The Ksp expression for a salt represents the solubility product constant, which is a measure of the extent to which a compound dissolves in a solution. For Ag2CrO4, the Ksp expression is:
Ksp = [Ag+]^2 * [CrO4^2-]
To calculate the value of Ksp, we need to determine the concentration of Ag+ and CrO4^2- ions in the solution. Given that the solubility of Ag2CrO4 is 0.0216 g/L, we can convert this mass into molar concentration.

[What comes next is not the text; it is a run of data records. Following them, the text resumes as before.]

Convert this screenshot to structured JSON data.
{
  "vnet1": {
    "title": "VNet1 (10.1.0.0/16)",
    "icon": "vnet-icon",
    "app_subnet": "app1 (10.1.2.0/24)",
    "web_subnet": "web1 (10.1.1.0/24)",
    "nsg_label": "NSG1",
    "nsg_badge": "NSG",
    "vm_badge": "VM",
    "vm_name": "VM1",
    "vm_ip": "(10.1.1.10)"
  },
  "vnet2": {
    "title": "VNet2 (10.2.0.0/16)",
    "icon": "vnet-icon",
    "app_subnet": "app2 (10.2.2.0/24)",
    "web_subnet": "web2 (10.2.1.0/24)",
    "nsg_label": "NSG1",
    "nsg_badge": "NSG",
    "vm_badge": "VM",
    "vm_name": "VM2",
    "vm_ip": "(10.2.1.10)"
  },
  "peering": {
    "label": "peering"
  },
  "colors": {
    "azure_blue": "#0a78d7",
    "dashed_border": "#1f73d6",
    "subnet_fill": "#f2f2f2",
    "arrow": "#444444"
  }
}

First, we need to find the molar mass of Ag2CrO4:
Ag: atomic mass = 107.87 g/mol
Cr: atomic mass = 52.00 g/mol
O: atomic mass = 16.00 g/mol
Molar mass of Ag2CrO4:
(2 * 107.87) + 52.00 + (4 * 16.00) = 331.73 g/mol
To convert the solubility from grams per liter to moles per liter, we divide the mass by the molar mass:
0.0216 g/L / 331.73 g/mol = 6.51 × 10^-5 mol/L
Since Ag2CrO4 dissociates into two Ag+ ions and one CrO4^2- ions, the concentrations can be determined by multiplying the solubility by the dissociation coefficients:
[Ag+] = 2 * 6.51 × 10^-5 mol/L = 1.30 × 10^-4 mol/L
[CrO4^2-] = 1 * 6.51 × 10^-5 mol/L = 6.51 × 10^-5 mol/L
Now we can substitute these values into the Ksp expression:
Ksp = (1.30 × 10^-4)^2 * (6.51 × 10^-5) = 1.17 × 10^-11
Therefore, the value of Ksp for Ag2CrO4 is 1.17 × 10^-11.

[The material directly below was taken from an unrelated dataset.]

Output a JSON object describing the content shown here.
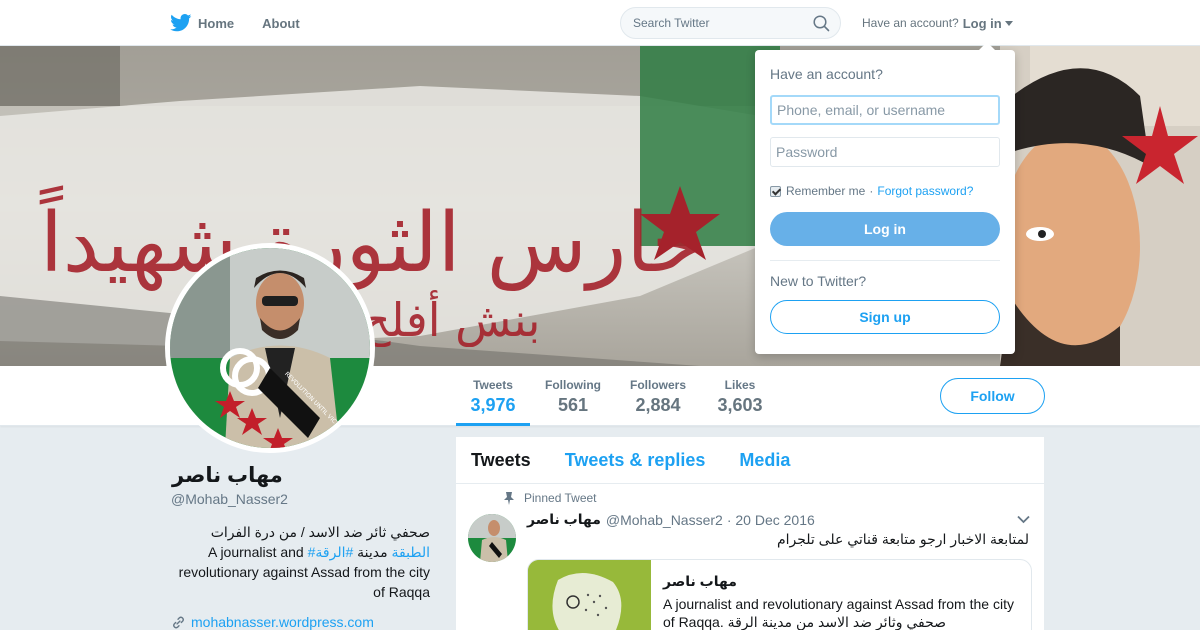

To write down the solubility product constant (Ksp) expression for Ag2CrO4, we need to balance and express the chemical equation for the dissociation of Ag2CrO4 in water.
The balanced equation for the dissociation of Ag2CrO4 can be written as:
Ag2CrO4 (s) ⇌ 2Ag+ (aq) + CrO4^2- (aq)
The Ksp expression can be written by multiplying the concentrations of the dissociated ions raised to their respective stoichiometric coefficients:
Ksp = [Ag+]^2 [CrO4^2-]
Now, to calculate the value of Ksp using the provided solubility, we need to convert the solubility from grams per liter to moles per liter.
Given:
Solubility of Ag2CrO4 = 0.0216 g/L
The molar mass of Ag2CrO4 can be calculated by adding the atomic masses:
Ag2CrO4 = (2 * atomic mass of Ag) + atomic mass of Cr + (4 * atomic mass of O)
Ag2CrO4 = (2 * 107.87 g/mol) + 52.00 g/mol + (4 * 16.00 g/mol)
Ag2CrO4 = 331.74 g/mol
To convert grams to moles, we can use the molar mass:
0.0216 g/L * (1 mol / 331.74 g) = 6.51 x 10^-5 mol/L
Since Ag2CrO4 dissociates into 2 Ag+ and 1 CrO4^2-, the concentration of Ag+ and CrO4^2- ions will be twice the initial concentration:
[Ag+] = 2 * (6.51 x 10^-5 mol/L) = 1.30 x 10^-4 mol/L
[CrO4^2-] = 1 * (6.51 x 10^-5 mol/L) = 6.51 x 10^-5 mol/L
Substituting these values into the Ksp expression:
Ksp = (1.30 x 10^-4 mol/L)^2 * (6.51 x 10^-5 mol/L)
Ksp = 1.55 x 10^-9
Therefore, the value of the solubility product constant (Ksp) for Ag2CrO4 is 1.55 x 10^-9.